How To Set Up An SMSF

Self-managed superannuation funds (‘SMSFs‘) are the largest and fastest-growing sector in Australia’s superannuation market. A way to save for your retirement, SMSFs are unique to Australia.

For some, setting up an SMSF can be daunting. Below are 10 steps you can follow to help you along the way.

1. Choose SMSF Trustee Structure

You and your fellow SMSF members will be individual trustees or directors of a corporate trustee. (A trustee is a person or company that holds and invests the SMSF’s assets for the benefit of members.)

The trustee structure you choose will affect the way you administer your SMSF and the type of benefits that the fund can pay. Note, all SMSF members must be trustees. That’s because SMSFs are trusts.

2. Obtain Trust Deed

A trust deed needs to be obtained because an SMSF is a trust. (A trust is a legal structure that allows one or more people—or companies—to manage property for somebody else’s benefit.) Trust deeds are legal documents that specify the rules for establishing and operating your SMSF.

3. Sign Trustee Declarations

Any new individual trustee or corporate trustee director must sign a declaration. This trustee declaration must be signed, in the approved form, within 21 days of becoming a trustee or director. Signing a trustee declaration makes it known that you understand your duties and responsibilities.

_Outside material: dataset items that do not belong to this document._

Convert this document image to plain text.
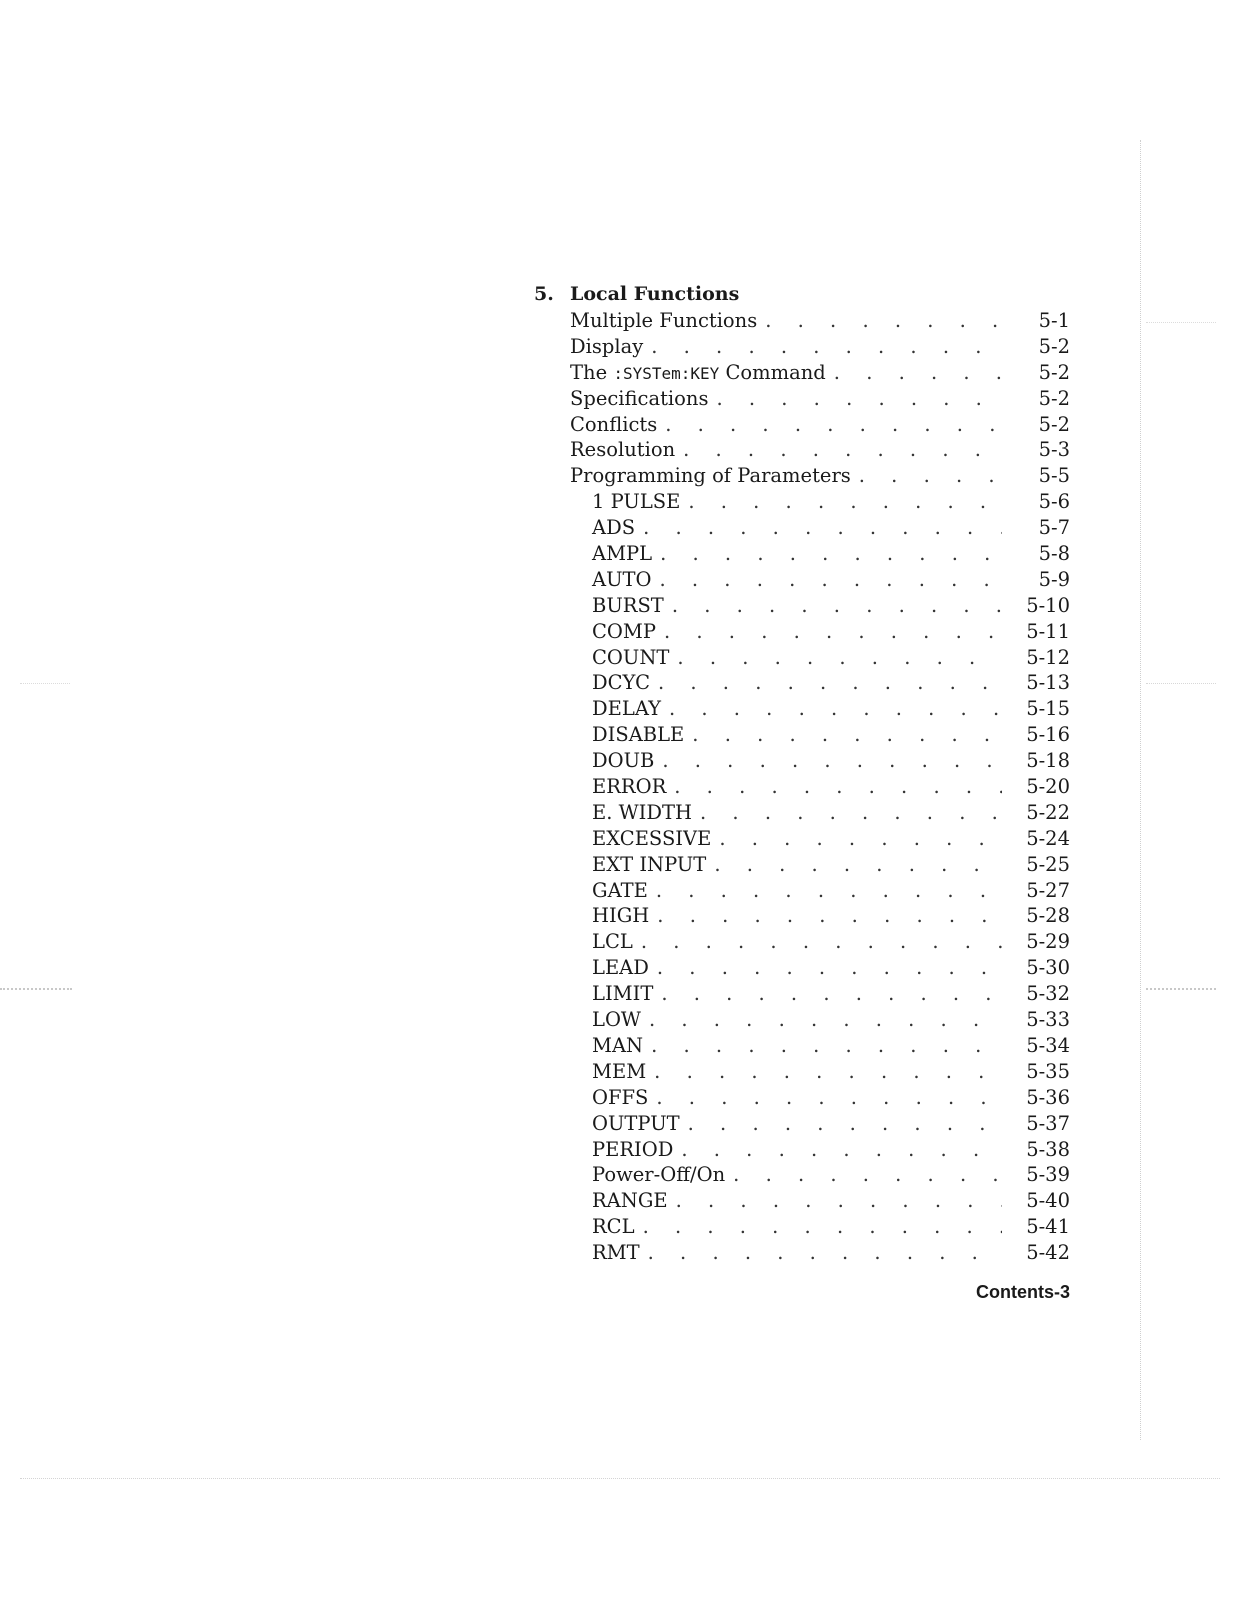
5. Local Functions
Multiple Functions . . .	5-1
Display . . .	5-2
The :SYSTem:KEY Command . . .	5-2
Specifications . . .	5-2
Conflicts . . .	5-2
Resolution . . .	5-3
Programming of Parameters . . .	5-5
1 PULSE . . .	5-6
ADS . . .	5-7
AMPL . . .	5-8
AUTO . . .	5-9
BURST . . .	5-10
COMP . . .	5-11
COUNT . . .	5-12
DCYC . . .	5-13
DELAY . . .	5-15
DISABLE . . .	5-16
DOUB . . .	5-18
ERROR . . .	5-20
E. WIDTH . . .	5-22
EXCESSIVE . . .	5-24
EXT INPUT . . .	5-25
GATE . . .	5-27
HIGH . . .	5-28
LCL . . .	5-29
LEAD . . .	5-30
LIMIT . . .	5-32
LOW . . .	5-33
MAN . . .	5-34
MEM . . .	5-35
OFFS . . .	5-36
OUTPUT . . .	5-37
PERIOD . . .	5-38
Power-Off/On . . .	5-39
RANGE . . .	5-40
RCL . . .	5-41
RMT . . .	5-42
Contents-3
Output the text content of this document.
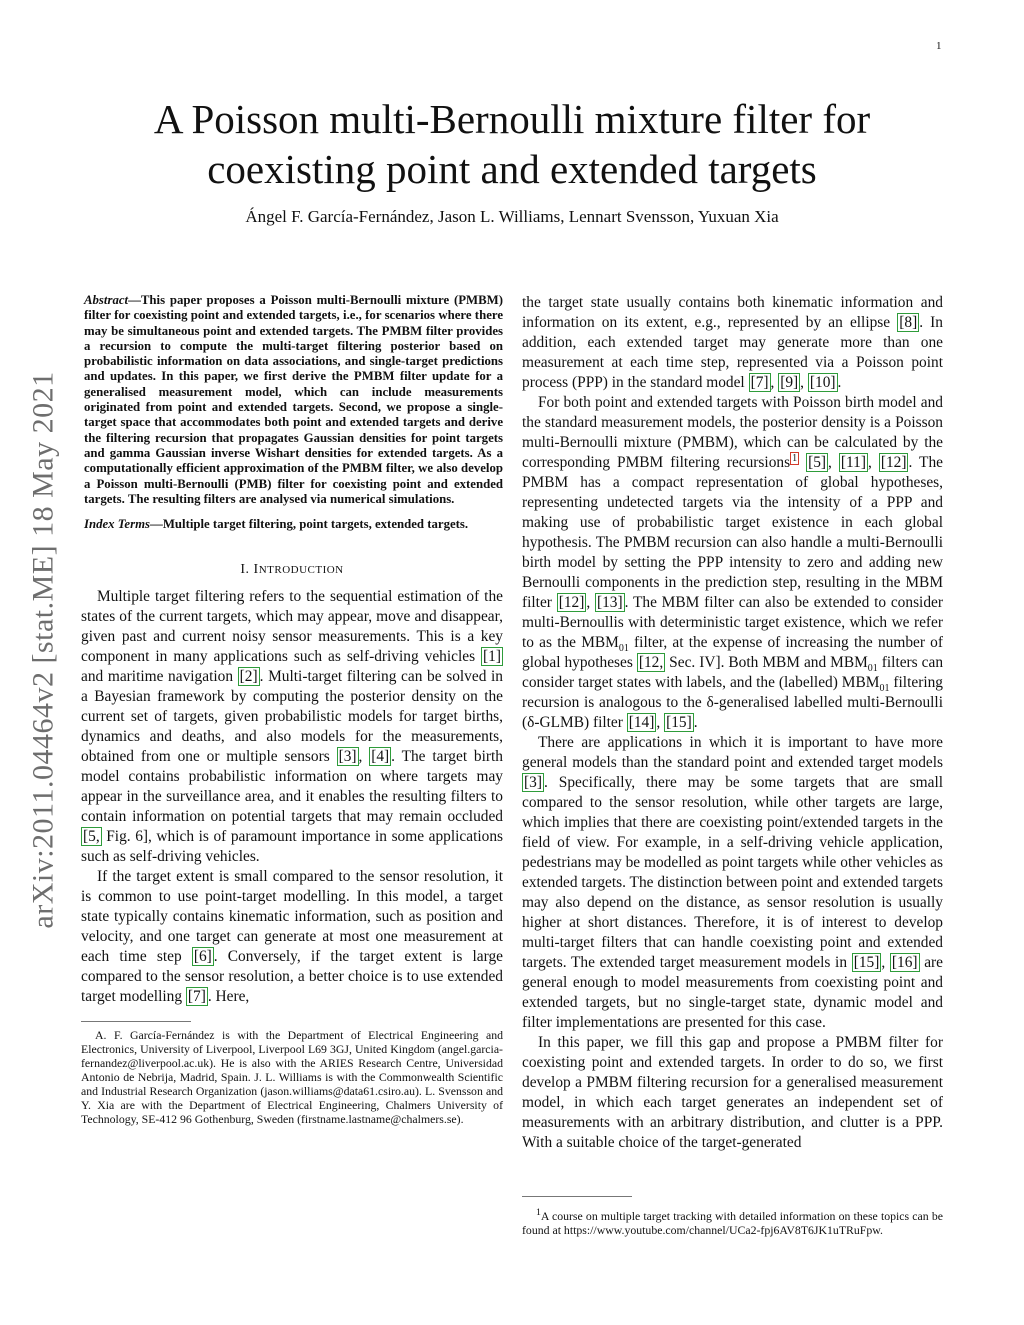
1
arXiv:2011.04464v2 [stat.ME] 18 May 2021
A Poisson multi-Bernoulli mixture filter for
coexisting point and extended targets
Ángel F. García-Fernández, Jason L. Williams, Lennart Svensson, Yuxuan Xia
Abstract—This paper proposes a Poisson multi-Bernoulli mixture (PMBM) filter for coexisting point and extended targets, i.e., for scenarios where there may be simultaneous point and extended targets. The PMBM filter provides a recursion to compute the multi-target filtering posterior based on probabilistic information on data associations, and single-target predictions and updates. In this paper, we first derive the PMBM filter update for a generalised measurement model, which can include measurements originated from point and extended targets. Second, we propose a single-target space that accommodates both point and extended targets and derive the filtering recursion that propagates Gaussian densities for point targets and gamma Gaussian inverse Wishart densities for extended targets. As a computationally efficient approximation of the PMBM filter, we also develop a Poisson multi-Bernoulli (PMB) filter for coexisting point and extended targets. The resulting filters are analysed via numerical simulations.
Index Terms—Multiple target filtering, point targets, extended targets.
I. INTRODUCTION

Multiple target filtering refers to the sequential estimation of the states of the current targets, which may appear, move and disappear, given past and current noisy sensor measurements. This is a key component in many applications such as self-driving vehicles [1] and maritime navigation [2] . Multi-target filtering can be solved in a Bayesian framework by computing the posterior density on the current set of targets, given probabilistic models for target births, dynamics and deaths, and also models for the measurements, obtained from one or multiple sensors [3] , [4] . The target birth model contains probabilistic information on where targets may appear in the surveillance area, and it enables the resulting filters to contain information on potential targets that may remain occluded [5, Fig. 6], which is of paramount importance in some applications such as self-driving vehicles.

If the target extent is small compared to the sensor resolution, it is common to use point-target modelling. In this model, a target state typically contains kinematic information, such as position and velocity, and one target can generate at most one measurement at each time step [6] . Conversely, if the target extent is large compared to the sensor resolution, a better choice is to use extended target modelling [7] . Here,

A. F. García-Fernández is with the Department of Electrical Engineering and Electronics, University of Liverpool, Liverpool L69 3GJ, United Kingdom (angel.garcia-fernandez@liverpool.ac.uk). He is also with the ARIES Research Centre, Universidad Antonio de Nebrija, Madrid, Spain. J. L. Williams is with the Commonwealth Scientific and Industrial Research Organization (jason.williams@data61.csiro.au). L. Svensson and Y. Xia are with the Department of Electrical Engineering, Chalmers University of Technology, SE-412 96 Gothenburg, Sweden (firstname.lastname@chalmers.se).

the target state usually contains both kinematic information and information on its extent, e.g., represented by an ellipse [8] . In addition, each extended target may generate more than one measurement at each time step, represented via a Poisson point process (PPP) in the standard model [7] , [9] , [10] .

For both point and extended targets with Poisson birth model and the standard measurement models, the posterior density is a Poisson multi-Bernoulli mixture (PMBM), which can be calculated by the corresponding PMBM filtering recursions $^1$ [5] , [11] , [12] . The PMBM has a compact representation of global hypotheses, representing undetected targets via the intensity of a PPP and making use of probabilistic target existence in each global hypothesis. The PMBM recursion can also handle a multi-Bernoulli birth model by setting the PPP intensity to zero and adding new Bernoulli components in the prediction step, resulting in the MBM filter [12] , [13] . The MBM filter can also be extended to consider multi-Bernoullis with deterministic target existence, which we refer to as the $MBM_{01}$ filter, at the expense of increasing the number of global hypotheses [12, Sec. IV]. Both MBM and $MBM_{01}$ filters can consider target states with labels, and the (labelled) $MBM_{01}$ filtering recursion is analogous to the δ-generalised labelled multi-Bernoulli (δ-GLMB) filter [14] , [15] .

There are applications in which it is important to have more general models than the standard point and extended target models [3] . Specifically, there may be some targets that are small compared to the sensor resolution, while other targets are large, which implies that there are coexisting point/extended targets in the field of view. For example, in a self-driving vehicle application, pedestrians may be modelled as point targets while other vehicles as extended targets. The distinction between point and extended targets may also depend on the distance, as sensor resolution is usually higher at short distances. Therefore, it is of interest to develop multi-target filters that can handle coexisting point and extended targets. The extended target measurement models in [15] , [16] are general enough to model measurements from coexisting point and extended targets, but no single-target state, dynamic model and filter implementations are presented for this case.

In this paper, we fill this gap and propose a PMBM filter for coexisting point and extended targets. In order to do so, we first develop a PMBM filtering recursion for a generalised measurement model, in which each target generates an independent set of measurements with an arbitrary distribution, and clutter is a PPP. With a suitable choice of the target-generated

$^1$A course on multiple target tracking with detailed information on these topics can be found at https://www.youtube.com/channel/UCa2-fpj6AV8T6JK1uTRuFpw.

4. Record Tax File Numbers (TFNs)

The process of setting up an SMSF requires you to provide the TFN of each individual trustee or corporate trustee director. (You only ever have one TFN. You don’t require a different TFN for the sake of opening an SMSF.)

5. Register SMSF With Australian Tax Office (ATO)

The ATO is responsible for regulating SMSF trustees and ensuring SMSFs are correctly administered. As far as SMSFs are concerned, the ATO has a compliance-based role only. That is, the ATO has no prudential role when it comes to SMSFs. It’s up to SMSF trustees to protect their own interests.

It typically takes the ATO less than a week to approve an SMSF. Once registered, it’s common an SMSF will receive a TFN and an Australian business number (ABN). SMSFs need to be registered with the ATO within 60 days of being established.

6. Open SMSF Bank Account

You need to open a bank account for your SMSF so that it can accept cash contributions, receive income from investments, pay fund expenses, and pay benefits to members.

SMSFs must not overlap with your personal or business assets. That’s why it requires a separate bank account. This account is opened in the names of your SMSF’s trustees.

7. Prepare Investment Strategy

An SMSF must have its own investment strategy. This strategy takes into account the needs and circumstances of all members of a given SMSF. An investment strategy must be prepared before any investments can be made.

The investment strategy should set out the objectives of the SMSF. These should be meaningful and measurable. It should also outline the asset classes that will be invested in order to achieve these objectives.

8. Accept Contributions & Rollovers

As stated above, one of the reasons that SMSFs require a bank account is so that it can accept cash contributions. It is also possible for money to be rolled over (i.e. transferred) directly from another complying superannuation fund.

9. Appoint SMSF Professionals

For SMSFs to remain legally compliant, an independent auditor must be appointed to review its activities each year. It’s also common for SMSF trustees to use the services of other professionals to help ensure regulatory compliance.

10. Plan Ahead

To save hassles down the track, it’s common for SMSF members to complete a binding death benefit nomination (BDBN). That way, in the event of a member death, their super will be paid to their preferred beneficiary—or beneficiaries.

This important step can be quite complicated. Therefore, if you’re considering a BDBN, it’s strongly recommended that you seek legal and other professional advice.